無力(上)

それは4〜5日前の事だった。
夜の7時過ぎにドアベルが鳴った。
恐る恐るドアを開けると2軒隣の部屋に住むお婆さんが
立っていた。
何事かと聞くと「聞いてもらいたい音がある」
と言ってきた。以前から生活音がうるさくて悩んでいるとは言っていたが、そんなに激しい音なのか?
兎に角、部屋まで来てほしいと言うではないか。
仕方がないから部屋に上がらせてもらった。



「お邪魔します」と言って部屋に上がらせてもらった。
老夫婦で住んでいる部屋はとても奇麗に整理されていた。
そして台所にいたお爺さんがとても済まなさそうな顔をして頭を下げてきた。
お爺さんには初めて会った。
寝るところだったんだろう、ステテコを履いていた。
そしてスラッとした容姿。
白髪の髪は整えられていて、「紳士」という感じがした。


挨拶を交わしているそばから
「掃除機から子どもの声がするの!」
と、お婆さんが僕に捲し立ててきた。
どうやら聞てもらいたい音とは掃除機の音らしい。
これには呆気にとられてしまった。
「吸い口のところから子どもの泣き声がするの!」
しかし何度掃除機の音を聞いても子どもの声など聞こえない。すると「お爺さん!私がいない間になんかしたでしょう!」とお爺さんにあたる。お爺さんは「俺が何をするんだ」と言い返していた。結局、子どもの声は聞こえずに終わった。


老夫婦が引っ越して来て半年はなるだろうか?
お婆さんは生活音が気になるらしい。
上の階の人の足音。飲み水を上の階まで引き上げるボイラーの音。それとは別に隣の部屋の外人がベランダにゴミを放置すること。様々な音や他人の生活習慣が気になりノイローゼになりそうだとぼやき始めた。

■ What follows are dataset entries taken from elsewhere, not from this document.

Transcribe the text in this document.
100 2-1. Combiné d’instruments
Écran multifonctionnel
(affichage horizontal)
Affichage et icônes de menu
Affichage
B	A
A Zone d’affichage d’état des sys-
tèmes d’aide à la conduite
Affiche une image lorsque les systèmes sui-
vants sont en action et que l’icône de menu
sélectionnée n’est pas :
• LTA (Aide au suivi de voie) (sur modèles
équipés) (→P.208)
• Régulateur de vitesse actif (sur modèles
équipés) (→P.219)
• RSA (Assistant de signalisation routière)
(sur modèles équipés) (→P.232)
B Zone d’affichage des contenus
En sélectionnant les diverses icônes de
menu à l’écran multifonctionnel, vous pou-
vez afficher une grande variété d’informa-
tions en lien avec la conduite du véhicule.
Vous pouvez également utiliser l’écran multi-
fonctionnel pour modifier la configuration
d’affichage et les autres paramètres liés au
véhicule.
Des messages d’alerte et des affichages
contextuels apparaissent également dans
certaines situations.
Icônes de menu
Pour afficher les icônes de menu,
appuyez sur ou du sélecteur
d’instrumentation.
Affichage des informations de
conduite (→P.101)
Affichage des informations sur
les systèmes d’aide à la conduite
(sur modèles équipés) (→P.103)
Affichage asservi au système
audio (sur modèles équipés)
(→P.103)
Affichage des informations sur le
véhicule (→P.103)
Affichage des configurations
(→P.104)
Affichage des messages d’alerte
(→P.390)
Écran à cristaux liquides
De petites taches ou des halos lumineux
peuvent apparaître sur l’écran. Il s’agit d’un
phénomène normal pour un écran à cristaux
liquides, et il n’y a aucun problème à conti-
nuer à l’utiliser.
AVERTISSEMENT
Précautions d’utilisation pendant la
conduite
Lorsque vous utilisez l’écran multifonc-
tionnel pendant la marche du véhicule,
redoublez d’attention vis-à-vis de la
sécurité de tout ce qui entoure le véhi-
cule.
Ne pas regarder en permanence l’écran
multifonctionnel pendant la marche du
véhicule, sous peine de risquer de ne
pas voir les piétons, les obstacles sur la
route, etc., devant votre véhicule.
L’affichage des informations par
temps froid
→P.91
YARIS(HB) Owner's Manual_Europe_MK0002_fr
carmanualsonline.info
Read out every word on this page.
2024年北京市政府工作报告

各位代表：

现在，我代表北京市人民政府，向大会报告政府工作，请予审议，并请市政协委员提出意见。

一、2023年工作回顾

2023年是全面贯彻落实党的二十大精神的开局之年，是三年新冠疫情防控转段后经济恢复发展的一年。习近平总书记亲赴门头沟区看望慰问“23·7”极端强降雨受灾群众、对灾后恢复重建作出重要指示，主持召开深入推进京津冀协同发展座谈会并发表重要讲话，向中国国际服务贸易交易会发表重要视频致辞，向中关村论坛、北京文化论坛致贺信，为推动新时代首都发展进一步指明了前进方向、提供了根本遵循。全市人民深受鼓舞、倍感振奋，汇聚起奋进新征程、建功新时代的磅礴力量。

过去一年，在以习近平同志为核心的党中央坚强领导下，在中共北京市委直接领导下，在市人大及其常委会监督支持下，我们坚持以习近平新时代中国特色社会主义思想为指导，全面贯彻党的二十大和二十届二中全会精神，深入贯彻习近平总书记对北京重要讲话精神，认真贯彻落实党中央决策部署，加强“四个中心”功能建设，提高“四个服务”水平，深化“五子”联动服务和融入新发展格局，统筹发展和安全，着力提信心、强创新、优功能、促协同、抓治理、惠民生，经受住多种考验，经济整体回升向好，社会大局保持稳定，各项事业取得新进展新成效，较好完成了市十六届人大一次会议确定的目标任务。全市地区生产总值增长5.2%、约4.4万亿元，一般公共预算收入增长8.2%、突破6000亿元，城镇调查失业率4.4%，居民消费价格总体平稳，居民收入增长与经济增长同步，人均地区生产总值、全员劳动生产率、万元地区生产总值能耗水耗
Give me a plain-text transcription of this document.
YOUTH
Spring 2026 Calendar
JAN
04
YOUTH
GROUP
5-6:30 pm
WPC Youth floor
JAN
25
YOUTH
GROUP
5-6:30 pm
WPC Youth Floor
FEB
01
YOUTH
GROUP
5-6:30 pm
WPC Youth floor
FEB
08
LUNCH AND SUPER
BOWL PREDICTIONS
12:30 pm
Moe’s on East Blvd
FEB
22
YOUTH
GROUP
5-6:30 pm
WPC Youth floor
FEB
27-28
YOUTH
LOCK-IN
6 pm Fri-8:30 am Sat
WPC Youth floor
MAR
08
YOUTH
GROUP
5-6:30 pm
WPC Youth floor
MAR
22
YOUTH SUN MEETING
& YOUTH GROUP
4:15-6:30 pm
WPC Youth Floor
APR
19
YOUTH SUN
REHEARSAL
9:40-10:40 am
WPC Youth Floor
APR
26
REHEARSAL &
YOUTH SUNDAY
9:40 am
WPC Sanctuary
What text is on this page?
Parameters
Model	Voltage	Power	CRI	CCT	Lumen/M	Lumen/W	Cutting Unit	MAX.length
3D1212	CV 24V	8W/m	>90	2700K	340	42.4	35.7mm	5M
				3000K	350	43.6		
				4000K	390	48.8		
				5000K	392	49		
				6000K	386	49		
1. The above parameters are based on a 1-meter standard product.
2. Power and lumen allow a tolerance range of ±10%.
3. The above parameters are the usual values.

お爺さんはお婆さんが心配だと言って「仕事を辞める」と言いだした。が、仕事を辞めると生活ができないと悩む。
息子さんが二人いるらしい。
頼るのはそこしかないだろうが、、、「息子たちには」と
お爺さんは濁してそれ以上は何も言わない。
僕も他人事だ。他人様の家庭に口を挟むことなどしない。
しかし悩むお爺さんに自分の父親がダブって見えた。
「お爺さん。失礼だがその歳で仕事があるのはうらやましいかもしれない。働けるウチは花だから、生活が心配なら仕事は辞めない方がいい」と本当に偉そうに言ってしまった。


「ありがとう。お宅はいつも声をかけてくれるので」と
お婆さんは言ってくれた。
「あまり神経質にならないで」と声をかけて部屋を出た。
蓄えのないない老夫婦がここにも生きている。
自分の親の事と重なると胸が痛くなる。
そして自分の将来の事を考えると、、、怖くなる。


掃除機の子どもの声。
上の階の足音。
隣の外人。
マンションに住む住人。
お爺さんの事業失敗。
なぜこのマンションに来たのか。
苦情を言っても管理会社も上の住民も隣の外人も誰も聞いてくれない。
全ての話を聞いたが、兎に角、笑い飛ばして励ましたつもりだった。
それも「話を聞いてくれるのはお宅だけ」というお婆さんを信じたからである。切なくなってきた。

ただこの場で腑に落ちなかったのはお爺さんの態度だ。
お婆さんを「申し訳ない」とでも言うのか、いや「蔑んだ目で」と言うのか、、、とても「悲しい顔」をして聞いていたのが強烈に印象に残った。
「お爺さんが事業に失敗しなかったらこんな事にはならなかったんだよ!」
黙って聞いているお爺さん。


〜このマンションに住む住民は全て人生に失敗したひとなのか?〜そう思ったが、、、これ以上言うのをやめた。


この夜の後は何事もなく、そして世の中は連休に入った。
が、この老夫婦に、、、特にお婆さんは深刻な状態だったとは全然気がつかなかったのである。
そうボケが始まっていたのだ。
後になって気がついた事だ。

あの時、お爺さんは苦笑いで「妄想だから」と言っていたが、、、ボケていたのだ。


全く気がつかなかった事に後で後悔をした。